Chinese fashion industry
Initially there were two markets for clothing in China:
1. Low-priced basic clothing sold under local brand names and offered in Chinese department stores, foreign hypermarkets, or small family-owned specialty chains.
2. luxury brands that are sold in franchise boutiques or luxury department stores.
Due to the rapid growth of the Chinese middle class, a new category has emerged that includes quality brands, both Chinese and foreign, that are sold in department stores and specialty stores. China’s middle-class consumers are increasingly sophisticated, demanding greater quality, variety and innovation from their retailers. The new category is highly fragmented and is dominated by specialized Hong Kong casual brands such as Esprit (514 outlets), Giordano (644 outlets), Baleno (980 outlets) and Glorious Sun (1076 outlets). . The new segment has significant growth potential as it is affordable for the middle class, but is positioned at a slightly higher price than local brands. Clothing prices have decreased slightly in 2006. This is due to increased competition in the fashion industry in China (O&L, 2006).

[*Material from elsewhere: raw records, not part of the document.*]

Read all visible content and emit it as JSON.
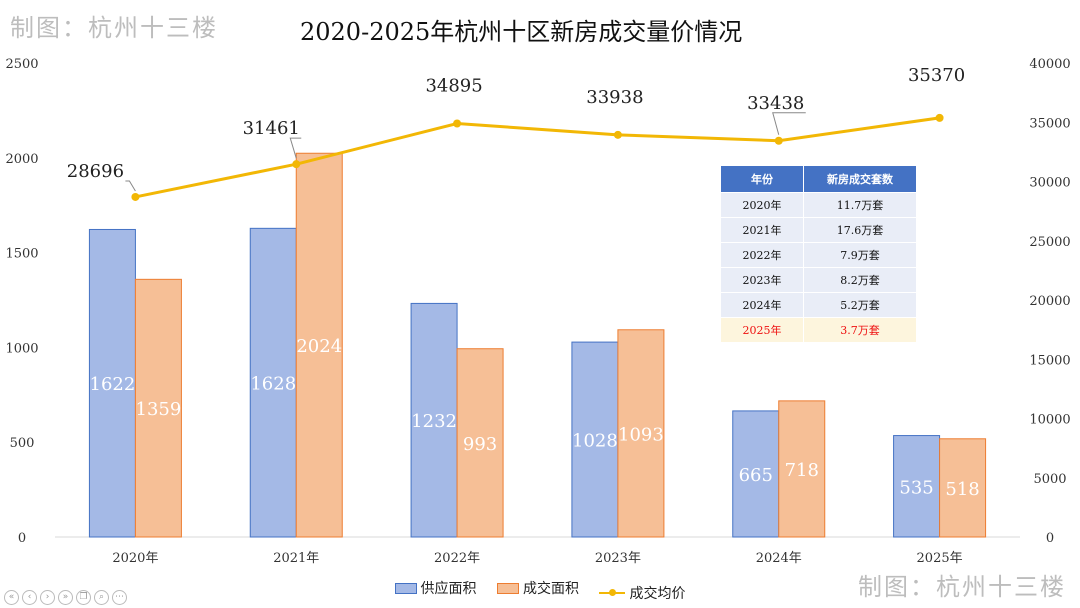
{
  "watermark": "制图：杭州十三楼",
  "chart_data": {
    "type": "bar",
    "title": "2020-2025年杭州十区新房成交量价情况",
    "categories": [
      "2020年",
      "2021年",
      "2022年",
      "2023年",
      "2024年",
      "2025年"
    ],
    "series": [
      {
        "name": "供应面积",
        "kind": "bar",
        "axis": "left",
        "values": [
          1622,
          1628,
          1232,
          1028,
          665,
          535
        ],
        "color": "#a4b9e6",
        "stroke": "#4472c4"
      },
      {
        "name": "成交面积",
        "kind": "bar",
        "axis": "left",
        "values": [
          1359,
          2024,
          993,
          1093,
          718,
          518
        ],
        "color": "#f6bf96",
        "stroke": "#ed7d31"
      },
      {
        "name": "成交均价",
        "kind": "line",
        "axis": "right",
        "values": [
          28696,
          31461,
          34895,
          33938,
          33438,
          35370
        ],
        "color": "#f2b705"
      }
    ],
    "y_left": {
      "min": 0,
      "max": 2500,
      "ticks": [
        0,
        500,
        1000,
        1500,
        2000,
        2500
      ]
    },
    "y_right": {
      "min": 0,
      "max": 40000,
      "ticks": [
        0,
        5000,
        10000,
        15000,
        20000,
        25000,
        30000,
        35000,
        40000
      ]
    },
    "legend_position": "bottom"
  },
  "table": {
    "headers": [
      "年份",
      "新房成交套数"
    ],
    "rows": [
      [
        "2020年",
        "11.7万套"
      ],
      [
        "2021年",
        "17.6万套"
      ],
      [
        "2022年",
        "7.9万套"
      ],
      [
        "2023年",
        "8.2万套"
      ],
      [
        "2024年",
        "5.2万套"
      ],
      [
        "2025年",
        "3.7万套"
      ]
    ],
    "highlight_row": 5,
    "highlight_color": "#e11111"
  },
  "toolbar_icons": [
    "rewind-icon",
    "previous-icon",
    "next-icon",
    "forward-icon",
    "copy-icon",
    "zoom-icon",
    "more-icon"
  ]
}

In recent years, there is not only an increase in Hong Kong, local Chinese clothing brands and international brands, but also an increase in foreign brands. These brands may be medium-sized chains that are well established in their home countries but not outside of them. Example Singapore chains like Samuel and Kevin. Also, there are brands that are created due to the popularity of other brands. For example, the clothing brand, Fish, in China has spawned other similar brands like 3 Fishes, Fishes, etc.

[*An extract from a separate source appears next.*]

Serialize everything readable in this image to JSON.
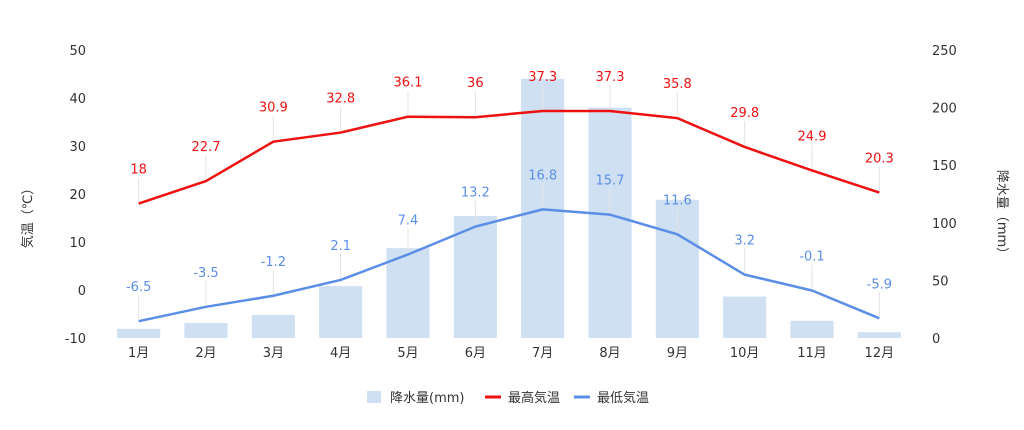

Expansion to second-tier cities
The retail market is starting to reach maturity in Tier 1 cities like Shanghai. Therefore, the need to precisely target specific consumer groups is much more important in these areas. As a result, retailers are expanding more and more to second and third tier cities like Chengdu, Nanping, Tianjin. Major brands like Jean West have now also gone to secondary and third-tier cities. The attractiveness of these secondary regions is enhanced by migration from the countryside to regional cities, increasing the size of the second- and third-tier urban retail market. This will be developed in subsequent reports.
Consumer attitudes towards brands
Consumers are very brand conscious and the fact that one can afford these products is considered a status symbol. Therefore, luxury brands such as LV, Christian Dior, are often sought after when buying clothes and cosmetics. For many segments, particularly younger consumers, well-known foreign brands are still considered superior and seen as a status symbol. Brands made in the US and Europe are valued higher than those from Australia or other Asian countries like Singapore or Taiwan. Due to high prices, there are also many high-end counterfeit clothing and shoe brands in China.

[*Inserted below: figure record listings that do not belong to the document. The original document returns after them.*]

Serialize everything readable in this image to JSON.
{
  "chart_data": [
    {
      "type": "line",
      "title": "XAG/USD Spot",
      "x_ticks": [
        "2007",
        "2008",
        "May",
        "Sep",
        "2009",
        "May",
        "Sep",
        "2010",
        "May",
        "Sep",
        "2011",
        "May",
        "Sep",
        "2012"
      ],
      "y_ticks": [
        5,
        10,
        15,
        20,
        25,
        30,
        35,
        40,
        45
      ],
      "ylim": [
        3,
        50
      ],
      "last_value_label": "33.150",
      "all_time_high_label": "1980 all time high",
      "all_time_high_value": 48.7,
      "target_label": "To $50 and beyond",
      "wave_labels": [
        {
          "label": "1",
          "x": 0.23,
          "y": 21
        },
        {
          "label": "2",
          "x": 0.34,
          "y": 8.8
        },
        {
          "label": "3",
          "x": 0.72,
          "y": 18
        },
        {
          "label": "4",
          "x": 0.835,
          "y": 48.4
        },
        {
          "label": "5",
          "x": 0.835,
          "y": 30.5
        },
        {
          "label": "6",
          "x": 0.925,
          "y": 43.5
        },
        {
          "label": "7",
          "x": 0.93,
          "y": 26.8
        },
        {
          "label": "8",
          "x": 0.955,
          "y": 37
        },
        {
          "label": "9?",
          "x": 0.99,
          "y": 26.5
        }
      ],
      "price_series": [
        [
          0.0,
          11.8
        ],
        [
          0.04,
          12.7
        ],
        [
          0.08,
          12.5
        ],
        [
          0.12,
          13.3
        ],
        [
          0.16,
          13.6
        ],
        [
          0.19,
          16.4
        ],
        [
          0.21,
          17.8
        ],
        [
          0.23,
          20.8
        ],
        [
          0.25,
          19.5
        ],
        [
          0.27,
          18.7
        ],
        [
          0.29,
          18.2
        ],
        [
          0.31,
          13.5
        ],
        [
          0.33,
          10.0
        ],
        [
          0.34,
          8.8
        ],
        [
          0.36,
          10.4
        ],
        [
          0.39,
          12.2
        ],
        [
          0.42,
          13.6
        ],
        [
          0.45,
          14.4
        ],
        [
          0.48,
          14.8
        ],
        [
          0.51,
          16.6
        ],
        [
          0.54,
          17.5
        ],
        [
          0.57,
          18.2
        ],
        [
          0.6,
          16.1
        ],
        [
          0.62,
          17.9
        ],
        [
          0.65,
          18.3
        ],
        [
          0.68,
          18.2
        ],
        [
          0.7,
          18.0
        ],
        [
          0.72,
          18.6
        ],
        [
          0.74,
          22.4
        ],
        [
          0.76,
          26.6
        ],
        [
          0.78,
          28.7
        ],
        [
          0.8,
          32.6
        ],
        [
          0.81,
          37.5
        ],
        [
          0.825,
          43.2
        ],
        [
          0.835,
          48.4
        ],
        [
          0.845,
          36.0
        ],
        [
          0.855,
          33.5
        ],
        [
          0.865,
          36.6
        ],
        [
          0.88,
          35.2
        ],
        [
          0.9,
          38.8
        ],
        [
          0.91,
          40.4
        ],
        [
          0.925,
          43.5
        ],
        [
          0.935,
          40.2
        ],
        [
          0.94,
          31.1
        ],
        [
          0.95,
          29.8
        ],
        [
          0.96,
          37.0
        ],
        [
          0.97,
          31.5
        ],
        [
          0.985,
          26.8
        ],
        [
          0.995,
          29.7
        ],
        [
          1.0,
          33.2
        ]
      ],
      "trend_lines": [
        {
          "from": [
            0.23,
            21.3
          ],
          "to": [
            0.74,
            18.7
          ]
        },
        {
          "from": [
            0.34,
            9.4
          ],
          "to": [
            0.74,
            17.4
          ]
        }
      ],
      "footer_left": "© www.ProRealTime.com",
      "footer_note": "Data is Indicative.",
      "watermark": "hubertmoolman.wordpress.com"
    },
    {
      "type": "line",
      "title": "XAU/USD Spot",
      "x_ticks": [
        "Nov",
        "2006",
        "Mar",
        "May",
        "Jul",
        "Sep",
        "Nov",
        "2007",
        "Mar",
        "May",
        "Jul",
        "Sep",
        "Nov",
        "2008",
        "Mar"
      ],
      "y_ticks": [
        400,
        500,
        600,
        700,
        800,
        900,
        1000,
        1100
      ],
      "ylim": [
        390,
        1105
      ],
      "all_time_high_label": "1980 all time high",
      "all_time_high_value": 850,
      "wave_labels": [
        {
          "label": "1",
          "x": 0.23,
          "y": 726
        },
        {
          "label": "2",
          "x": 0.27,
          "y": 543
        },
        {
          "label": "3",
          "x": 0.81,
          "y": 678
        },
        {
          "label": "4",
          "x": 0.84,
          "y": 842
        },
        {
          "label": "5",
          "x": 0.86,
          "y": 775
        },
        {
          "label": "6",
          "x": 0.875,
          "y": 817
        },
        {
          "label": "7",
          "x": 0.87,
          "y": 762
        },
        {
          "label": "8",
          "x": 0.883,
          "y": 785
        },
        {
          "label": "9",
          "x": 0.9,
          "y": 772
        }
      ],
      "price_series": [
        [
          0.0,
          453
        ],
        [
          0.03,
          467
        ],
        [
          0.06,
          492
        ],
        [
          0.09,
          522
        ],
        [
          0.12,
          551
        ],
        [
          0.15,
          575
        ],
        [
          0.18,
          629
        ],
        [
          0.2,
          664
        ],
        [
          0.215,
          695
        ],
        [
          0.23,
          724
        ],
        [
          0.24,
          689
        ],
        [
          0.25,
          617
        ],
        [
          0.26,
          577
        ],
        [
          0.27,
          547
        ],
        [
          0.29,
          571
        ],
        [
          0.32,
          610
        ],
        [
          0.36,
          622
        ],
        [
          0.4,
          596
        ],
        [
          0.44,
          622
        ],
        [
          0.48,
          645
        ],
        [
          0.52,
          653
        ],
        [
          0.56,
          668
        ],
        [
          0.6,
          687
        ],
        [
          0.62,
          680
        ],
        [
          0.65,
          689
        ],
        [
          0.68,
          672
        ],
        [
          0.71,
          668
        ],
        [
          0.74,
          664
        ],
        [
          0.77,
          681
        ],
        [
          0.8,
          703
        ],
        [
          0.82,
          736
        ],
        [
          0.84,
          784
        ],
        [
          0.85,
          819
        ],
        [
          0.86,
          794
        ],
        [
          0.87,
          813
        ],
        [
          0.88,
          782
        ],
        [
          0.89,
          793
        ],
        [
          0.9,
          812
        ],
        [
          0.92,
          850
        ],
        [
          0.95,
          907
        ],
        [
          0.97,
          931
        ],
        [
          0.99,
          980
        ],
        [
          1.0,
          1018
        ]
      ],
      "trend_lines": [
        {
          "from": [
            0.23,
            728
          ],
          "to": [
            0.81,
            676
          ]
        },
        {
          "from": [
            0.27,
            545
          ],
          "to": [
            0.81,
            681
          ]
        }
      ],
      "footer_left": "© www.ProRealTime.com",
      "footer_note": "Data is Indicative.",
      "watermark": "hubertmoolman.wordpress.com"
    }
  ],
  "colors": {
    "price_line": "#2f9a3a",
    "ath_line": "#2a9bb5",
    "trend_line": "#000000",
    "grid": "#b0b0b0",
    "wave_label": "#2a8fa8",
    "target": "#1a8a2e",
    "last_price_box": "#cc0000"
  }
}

Attitudes towards national brands have changed as state-owned companies have been privatized and produce better quality products. Brands like Borne, Li Ning, Hong guo are very popular locally. Hong Kong brands such as Giordano are also popular, although market share has declined recently. Pride in the nation’s achievements has resulted in many consumers preferring local brands, all things being equal. These will be elaborated in more detail in subsequent reports.
Consumer attitudes towards price
Although Chinese consumers are price sensitive, a recent survey shows that consumers are increasingly concerned about product quality and customer service, particularly regarding clothing. Consequently, these elements should be emphasized in advertising and promotional material.